The Institute of Medicine, part of the National Academy of Sciences, has studied the problem of how to distribute antibiotics in the event of an anthrax attack. It’s a big problem, because, as the study confirms, the antibiotics have to be in people’s hands (mouths, really) within 48 hours of an attack. And it may take the government almost that long to realize we’ve been attacked. So, the scientists had a choice between recommending (1) a Big Government solution, in which the government stockpiles the antibiotics, flies them to the affected area when needed, and relies on the near-bankrupt Postal Service to get them to the right people in time, or (2) letting people have (or buy) Medkit packets of antibiotics to store at home for an emergency.
The study was funded by HHS, so you won’t be surprised to discover that the Institute recommended (1) a Big Government solution. The main reason it gives is that you and the rest of the public are just too bone stupid to be trusted with antibiotics. But to spare your feelings, the Institute puts it this way: letting you have antibiotics raises “the potential for inappropriate use in routine settings (e.g., using the antibiotics to treat a cold) and the potential for widespread inappropriate use in response to a distant anthrax attack, a false alarm caused by a nonanthrax white-powder event, or some other public health emergency for which antibiotics are not indicated.”
But, really, “too bone stupid” is pretty much what they meant.
This is the National Academy of Sciences, of course, so they’ve got scientific evidence of our stupidity. Like, for example, the Center for Disease Control gave more than four thousand people in St. Louis special antibiotic medkits to hold for an emergency. Months later, they went back and collected them. They counted the people who had engaged in “inappropriate use in routine settings.” And they found, uh, four. Not four percent, four people. That’s one-tenth of one percent, last time I looked.
Apparently we weren’t as dumb as the National Academy of Sciences would like to think, so they declared that this science wasn’t settled, in fact it wasn’t even worth thinking about. Why? Because participants were promised a $25 gift certificate if they completed the study. According to the National Academy’s report, this promise of a gift card so tantalized the unwashed masses that they pretended to be less stupid than the scientists know we really are. So the study didn’t count.
Once all that nasty unpredictable science was out of the way, the National Academy of Sciences was free to say what it wanted to say all along: No antibiotics for you.
But the gob-smacking foolishness of relying on government distribution of antibiotics in an emergency was simply too obvious for even the Institute of Medicine and the National Academy of Sciences to completely ignore. So they encouraged the distribution of some medkits to some people.
Which people, you ask?
Do you really have to? The study tentatively recommends that the life-saving kits be issued to “some first responders, health care providers, and other workers that support critical infrastructure, as well as their families.” Apparently medical workers aren’t too stupid to live, according to the Institute of, uh, Medicine. And neither are government workers – those postal workers, the cops that will have to accompany them, and anybody else in government who’s smart enough to call himself a first responder (want to bet that includes the Governor?).

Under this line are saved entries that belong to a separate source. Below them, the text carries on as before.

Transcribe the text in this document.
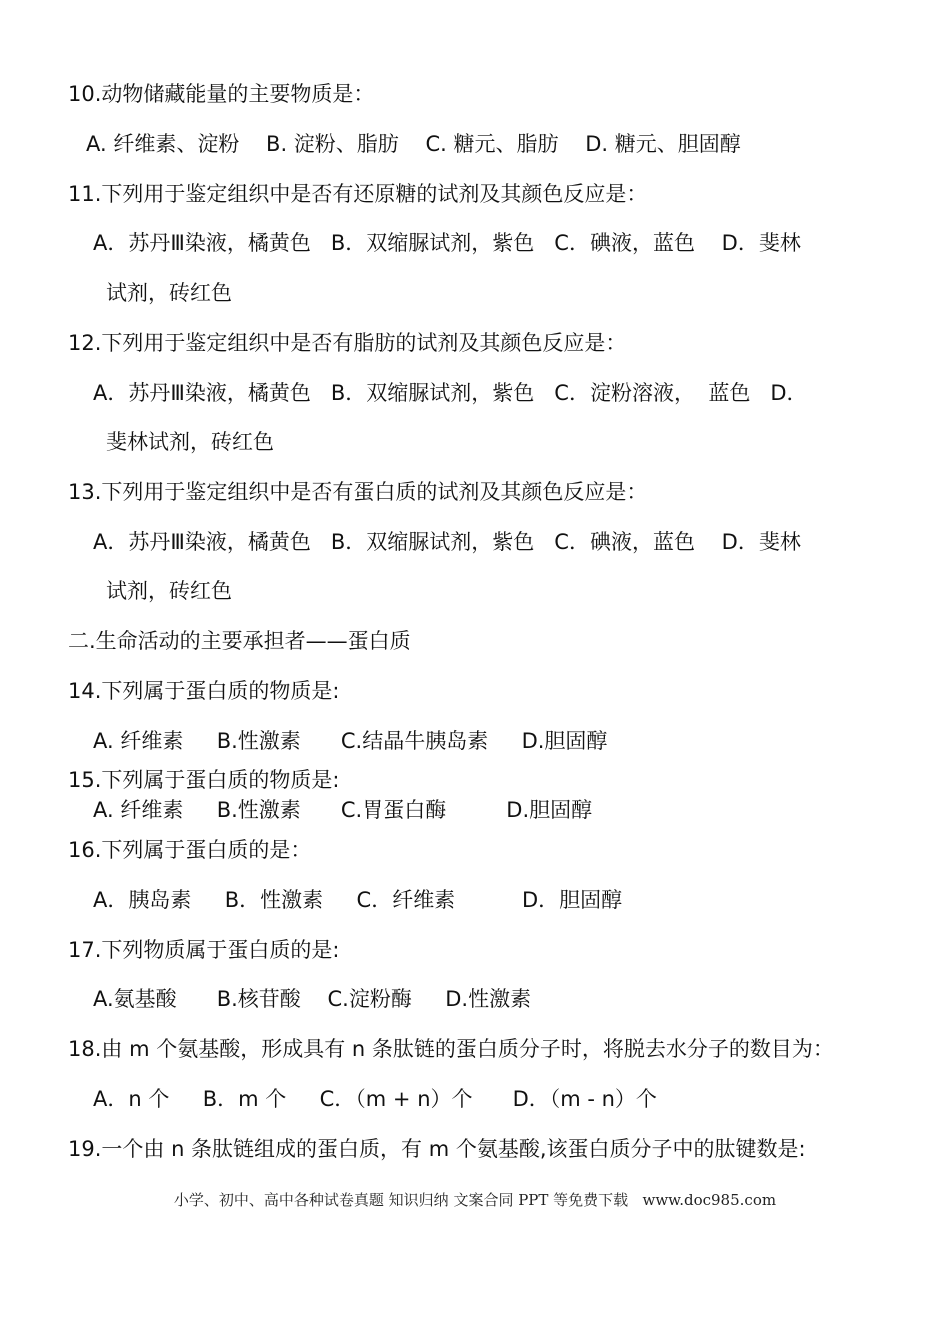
10.动物储藏能量的主要物质是：
A. 纤维素、淀粉    B. 淀粉、脂肪    C. 糖元、脂肪    D. 糖元、胆固醇
11.下列用于鉴定组织中是否有还原糖的试剂及其颜色反应是：
A．苏丹Ⅲ染液，橘黄色   B．双缩脲试剂，紫色   C．碘液，蓝色    D．斐林
试剂，砖红色
12.下列用于鉴定组织中是否有脂肪的试剂及其颜色反应是：
A．苏丹Ⅲ染液，橘黄色   B．双缩脲试剂，紫色   C．淀粉溶液，  蓝色   D．
斐林试剂，砖红色
13.下列用于鉴定组织中是否有蛋白质的试剂及其颜色反应是：
A．苏丹Ⅲ染液，橘黄色   B．双缩脲试剂，紫色   C．碘液，蓝色    D．斐林
试剂，砖红色
二.生命活动的主要承担者——蛋白质
14.下列属于蛋白质的物质是:
A. 纤维素     B.性激素      C.结晶牛胰岛素     D.胆固醇
15.下列属于蛋白质的物质是:
A. 纤维素     B.性激素      C.胃蛋白酶         D.胆固醇
16.下列属于蛋白质的是：
A．胰岛素     B．性激素     C．纤维素          D．胆固醇
17.下列物质属于蛋白质的是:
A.氨基酸      B.核苷酸    C.淀粉酶     D.性激素
18.由 m 个氨基酸，形成具有 n 条肽链的蛋白质分子时，将脱去水分子的数目为：
A．n 个     B．m 个     C．（m + n）个      D．（m - n）个
19.一个由 n 条肽链组成的蛋白质，有 m 个氨基酸,该蛋白质分子中的肽键数是:
小学、初中、高中各种试卷真题 知识归纳 文案合同 PPT 等免费下载   www.doc985.com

And their families too, of course. We’ll need to repopulate, after all.
Have I been unfair to the authors? It’s possible. I went through the report fast, and with mounting blood pressure. So I welcome corrections in the comments. Or jokes about government health care, as you choose.
The more important question is: What can you do to protect yourself from this astonishing feat of policy malpractice?
Here, at least, I can praise the report, because it acknowledges, a bit grudgingly, an option I highly recommend: Ask your doctor for a prescription for antibiotics and stash them in a cool, dark,dry place (not your warm, light, wet bathroom). If your doctor balks, you can quote this passage from the report:
Personal stockpiling might also be used for certain
individuals who lack access to antibiotics via other timely
dispensing mechanisms (for example, because of their
medical condition and/or social situation) and who de-
cide—in conjunction with their physicians—that this is
an appropriate personal strategy. This is allowed under
current prescribing practice and would usually be done
independently of a jurisdiction’s public health strategy
for dispensing medical countermeasures.
Of course you’re supposed to persuade your doctor that you’d “lack access to antibiotics via other timely dispensing mechanisms.” I suggest reading him the part about how the Postal Service will carry out the distribution.
If that doesn’t convince him, maybe you need a smarter doctor.